Katha is a small town with a village-like atmosphere, and was good for a stroll in the late afternoon. There were bicycles and motorbikes but few cars, and kids going home from school. We stopped for tea at a tea shop. After dark we continued walking and were clearly the only tourists in town (and the first tourists for 2 weeks). For dinner we shared plates of veggies and chickpeas; we have eaten some tasty food in the last couple of days.

On the way back to the hostel there was a choir going from house to house singing, we think, Christian songs, in Burmese; one of the tunes was Auld Lang Syne. We think they might be from the Baptist church. So we sat on a bench watching and listening to them for a while.

Saturday 29th October

We went for an early morning stroll in Katha, having English pancakes for breakfast. Then we went on a self-guided tour of the places mentioned in George Orwell's Burmese Days which is based in this town. We found the big old jail which is still used; there was a sign at the gate saying 'no photography'. We walked back through town and to the place where the British Club would have been but it has been knocked down, but the tennis club is still there. And when we asked a local, he showed us the house where Orwell lived when he lived here between 1922 and 1928; the house is a big red building, with verandas, set back in a field along a narrow path. The lady living there says she works for the District Administration; we were stood on her doorstep and thought she was going to let us look around, but then she didn't.

We had a a walk around the market and while Lee and Meeta were chatting to a guy about Longyis, I sat on a low stool next to his wife and watched her cutting the legs off dead cicadas, presumably in preparation of selling them for people to eat; she didn't chop the heads off so I guess that gets eaten? As usual, as we walked around, locals smiled at us and the kids said hello and we felt very welcome.

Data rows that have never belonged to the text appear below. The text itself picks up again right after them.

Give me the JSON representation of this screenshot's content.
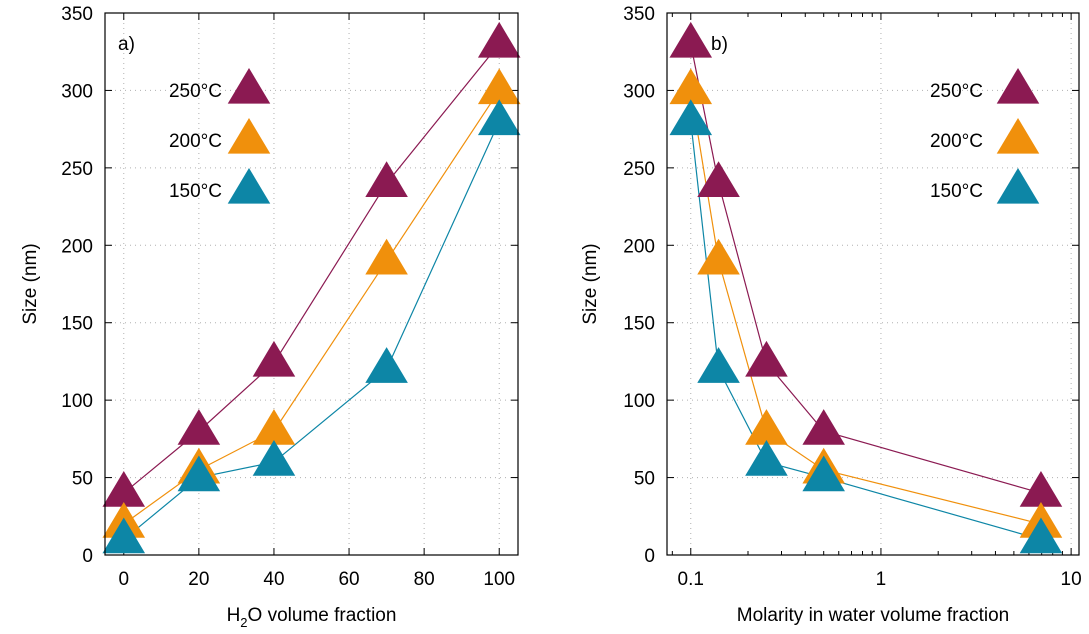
{
  "chart_data": [
    {
      "type": "line",
      "panel_label": "a)",
      "xlabel": "H2O volume fraction",
      "xlabel_main": "H",
      "xlabel_sub": "2",
      "xlabel_rest": "O volume fraction",
      "ylabel": "Size (nm)",
      "xlim": [
        -5,
        105
      ],
      "ylim": [
        0,
        350
      ],
      "xscale": "linear",
      "xticks": [
        0,
        20,
        40,
        60,
        80,
        100
      ],
      "xtick_labels": [
        "0",
        "20",
        "40",
        "60",
        "80",
        "100"
      ],
      "yticks": [
        0,
        50,
        100,
        150,
        200,
        250,
        300,
        350
      ],
      "ytick_labels": [
        "0",
        "50",
        "100",
        "150",
        "200",
        "250",
        "300",
        "350"
      ],
      "grid": true,
      "legend_position": "top-left",
      "series": [
        {
          "name": "250°C",
          "color": "#8b1a52",
          "x": [
            0,
            20,
            40,
            70,
            100
          ],
          "y": [
            40,
            80,
            124,
            240,
            330
          ]
        },
        {
          "name": "200°C",
          "color": "#f0900c",
          "x": [
            0,
            20,
            40,
            70,
            100
          ],
          "y": [
            20,
            55,
            80,
            190,
            300
          ]
        },
        {
          "name": "150°C",
          "color": "#0d86a6",
          "x": [
            0,
            20,
            40,
            70,
            100
          ],
          "y": [
            10,
            50,
            60,
            120,
            280
          ]
        }
      ]
    },
    {
      "type": "line",
      "panel_label": "b)",
      "xlabel": "Molarity in water volume fraction",
      "ylabel": "Size (nm)",
      "xlim": [
        0.075,
        11
      ],
      "ylim": [
        0,
        350
      ],
      "xscale": "log",
      "xticks": [
        0.1,
        1,
        10
      ],
      "xtick_labels": [
        "0.1",
        "1",
        "10"
      ],
      "yticks": [
        0,
        50,
        100,
        150,
        200,
        250,
        300,
        350
      ],
      "ytick_labels": [
        "0",
        "50",
        "100",
        "150",
        "200",
        "250",
        "300",
        "350"
      ],
      "grid": true,
      "legend_position": "top-right",
      "series": [
        {
          "name": "250°C",
          "color": "#8b1a52",
          "x": [
            0.1,
            0.14,
            0.25,
            0.5,
            6.94
          ],
          "y": [
            330,
            240,
            124,
            80,
            40
          ]
        },
        {
          "name": "200°C",
          "color": "#f0900c",
          "x": [
            0.1,
            0.14,
            0.25,
            0.5,
            6.94
          ],
          "y": [
            300,
            190,
            80,
            55,
            20
          ]
        },
        {
          "name": "150°C",
          "color": "#0d86a6",
          "x": [
            0.1,
            0.14,
            0.25,
            0.5,
            6.94
          ],
          "y": [
            280,
            120,
            60,
            50,
            10
          ]
        }
      ]
    }
  ]
}
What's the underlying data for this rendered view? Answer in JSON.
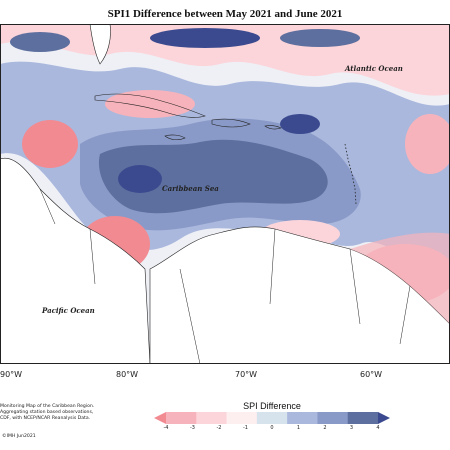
{
  "title": "SPI1 Difference between May 2021 and June 2021",
  "map": {
    "ocean_labels": {
      "atlantic": "Atlantic Ocean",
      "caribbean": "Caribbean Sea",
      "pacific": "Pacific Ocean"
    },
    "longitude_labels": [
      "90°W",
      "80°W",
      "70°W",
      "60°W"
    ]
  },
  "credits": {
    "lines": [
      "Monitoring Map of the Caribbean Region.",
      "Aggregating station based observations,",
      "CDF, with NCEP/NCAR Reanalysis Data."
    ],
    "copyright": "©IMH Jun2021"
  },
  "legend": {
    "title": "SPI Difference",
    "ticks": [
      "-4",
      "-3",
      "-2",
      "-1",
      "0",
      "1",
      "2",
      "3",
      "4"
    ],
    "colors": [
      "#f28a92",
      "#f7b3bb",
      "#fbd5da",
      "#fdeef0",
      "#d6e3ec",
      "#aab8dd",
      "#8a9ac8",
      "#5d6f9e",
      "#3b4a8f"
    ]
  }
}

We decided to get the train back to Mandalay as the next ferry doesn't leave until Monday evening. So, at 2pm we got the bus to Naba train station, hoping to catch a train back to Mandalay but since trains are so often delayed we had no idea when we might be able to leave or how long it would take. But a Chinese-looking member of staff came up to us and said 'Can I help you with a ticket?', 'Yes please'. He was really helpful, he got us $6 tickets in ordinary class (no Upper Class tickets left, would have been much more expensive anyway) and the train came soon after and he ushered us to the correct coach and seats in the melee. The wooden benches were not too bad and the scenery in the late afternoon was nice. There were people in the aisles and people sleeping under the seats but it was all very pleasant and calm. We chatted and I listened to my tunes most of the way and got a bit of sleep sitting upright.

Sunday 30th October

We arrived back in Mandalay about 6:30am, in the daylight, and checked back into the ET hotel. Sleep!